As Mr Rollins won the Polar Music Price this year, they also arranged a concert, in the Royal Concert Hall, and yours truly actually won a ticket for it when I was at Jazz Club Fasching the other week.

So why leave? Well, color me ignorant (which would be true) but I had expected something more… expressive. It is ever so slightly embarrassing when the, by far, most expressive and intensive and interesting player in a set is a 77 year old jazz legend who has, I’m afraid to say, clearly passed his peak. The band behind Rollins was bland. Gray. Vanilla soft.

Sure, Clifton Anderson blew some evil phrases on the bone. And the old trombonist (9 years no less) in me was happy for a whole minute hearing some good jazz bone again. But after a minute it was plain that he would play a soft kind of mezzo piano and nothing else. Expressive? No. Interesting? No.

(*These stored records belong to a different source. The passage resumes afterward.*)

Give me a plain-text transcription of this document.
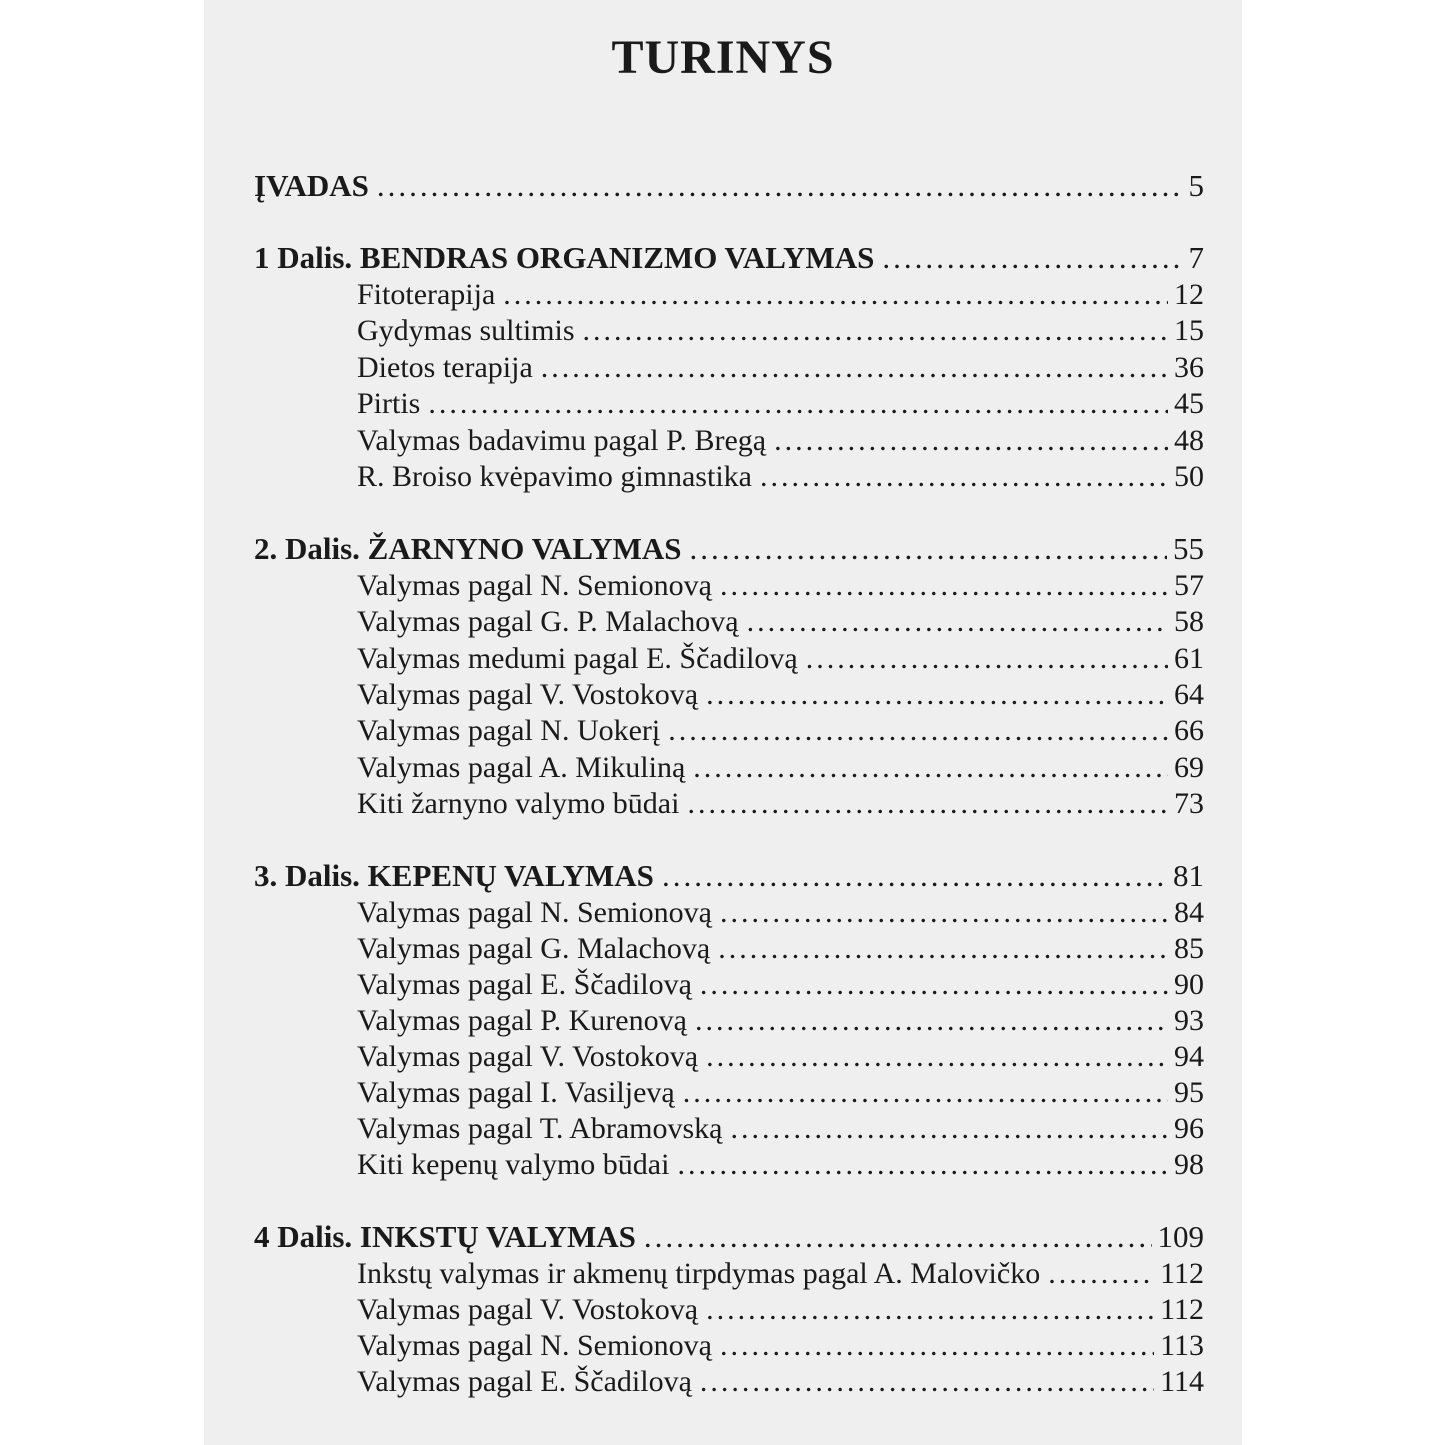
TURINYS
ĮVADAS .....	5
1 Dalis. BENDRAS ORGANIZMO VALYMAS .....	7
Fitoterapija .....	12
Gydymas sultimis .....	15
Dietos terapija .....	36
Pirtis .....	45
Valymas badavimu pagal P. Bregą .....	48
R. Broiso kvėpavimo gimnastika .....	50
2. Dalis. ŽARNYNO VALYMAS .....	55
Valymas pagal N. Semionovą .....	57
Valymas pagal G. P. Malachovą .....	58
Valymas medumi pagal E. Ščadilovą .....	61
Valymas pagal V. Vostokovą .....	64
Valymas pagal N. Uokerį .....	66
Valymas pagal A. Mikuliną .....	69
Kiti žarnyno valymo būdai .....	73
3. Dalis. KEPENŲ VALYMAS .....	81
Valymas pagal N. Semionovą .....	84
Valymas pagal G. Malachovą .....	85
Valymas pagal E. Ščadilovą .....	90
Valymas pagal P. Kurenovą .....	93
Valymas pagal V. Vostokovą .....	94
Valymas pagal I. Vasiljevą .....	95
Valymas pagal T. Abramovską .....	96
Kiti kepenų valymo būdai .....	98
4 Dalis. INKSTŲ VALYMAS .....	109
Inkstų valymas ir akmenų tirpdymas pagal A. Malovičko .....	112
Valymas pagal V. Vostokovą .....	112
Valymas pagal N. Semionovą .....	113
Valymas pagal E. Ščadilovą .....	114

The rest of the band was like watching a big vat of milk very slowly turning bad. Uninspired and boring.

So when the last tune before the intermission was “Park Palace Parade” from their latest recording, sounding like a strange kind of “Sonny Rollins discovers happy-happy latin jazz” (think Ove Törnquist with saxophone), I decided to drop off.

Hats off to Sonny Rollins for showing the band who’s boss though.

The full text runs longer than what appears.